After the crisis, Mr Bernanke oversaw a paradigm shift in monetary policy. With interest rates stuck at zero, the Fed embarked on three rounds of quantitative easing, the purchase of financial securities with newly created money. When it comes to monetary policy, though, the real theme of the book is communication. Mr Bernanke made the Fed more transparent. In 2012 he fulfilled a long-term ambition of setting an explicit inflation target; he also introduced regular Fed press conferences. He appeared twice on “60 Minutes”, a television programme, to explain Fed policies. “Monetary policy is 98% talk and 2% action”, he argues. As the Fed tried to rev up the economy after the crisis, it came to rely on “forward guidance”—in effect, a signal that the Fed intended to keep policy looser for longer than markets might otherwise have expected.

Yet the reader is left wondering whether the Bernanke Fed—which acted so decisively to support banks—was behind the curve on monetary policy, despite the novelty of QE. In retrospect, the decision to leave the federal funds rate at 2% in September 2008, immediately after the collapse of Lehman Brothers, was “certainly a mistake”, he writes. Mr Bernanke seemed to have an easier time persuading his committee that bail-outs were necessary to prevent catastrophe than that loose policy was necessary once disaster occurred.

Most of the criticism Mr Bernanke faced during his tenure, though, was from hawks who hated QE. At times, this became personal: in 2012 Rick Perry, then a candidate for the presidency, claimed that Texans would treat the Fed chairman “pretty ugly” as a result of his money-printing (amusingly, Mr Bernanke recalls that he went to Texas and was, in fact, well-received).

The book convincingly deconstructs the hawks’ arguments. QE did not cause runaway inflation and America has outpaced austere Europe, which has run tighter policy. What of the claim that loose policy hurts savers? Low returns are the inevitable result of a weak economy; higher rates only make that problem worse.

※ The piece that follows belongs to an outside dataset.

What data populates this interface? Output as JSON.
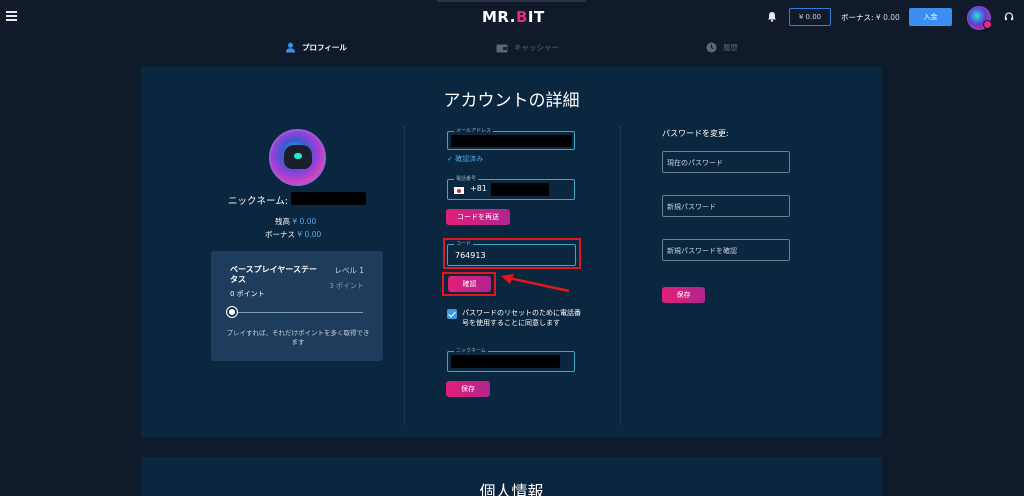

One interesting aspect of the book is the growing distance between Mr Bernanke and the Republicans. He laments their hawkishness, resistance to bank rescues and occasional advocacy of discredited monetary systems like the gold standard. Their obsession with spending cuts at the end of his tenure risked damaging the economy, he says. He wanted Congress to focus on long-run fiscal challenges while supporting the economy in the near-term.

The book’s biggest revelation is that when testifying before Congress immediately after Lehman’s collapse, Mr Bernanke hid his belief that the government had been powerless to save the bank. In the midst of a crisis, he and Mr Paulson did not want to acknowledge the limits to their power, for fear of spooking markets. This, he says, has left an incorrect impression that letting Lehman fail was a choice.

Mr Bernanke is gracious about his critics, but he is clearly keen to give his version of events. The result is a book which compels more than it entertains. That tendency, though, is a desirable trait in a central banker—especially during a crisis.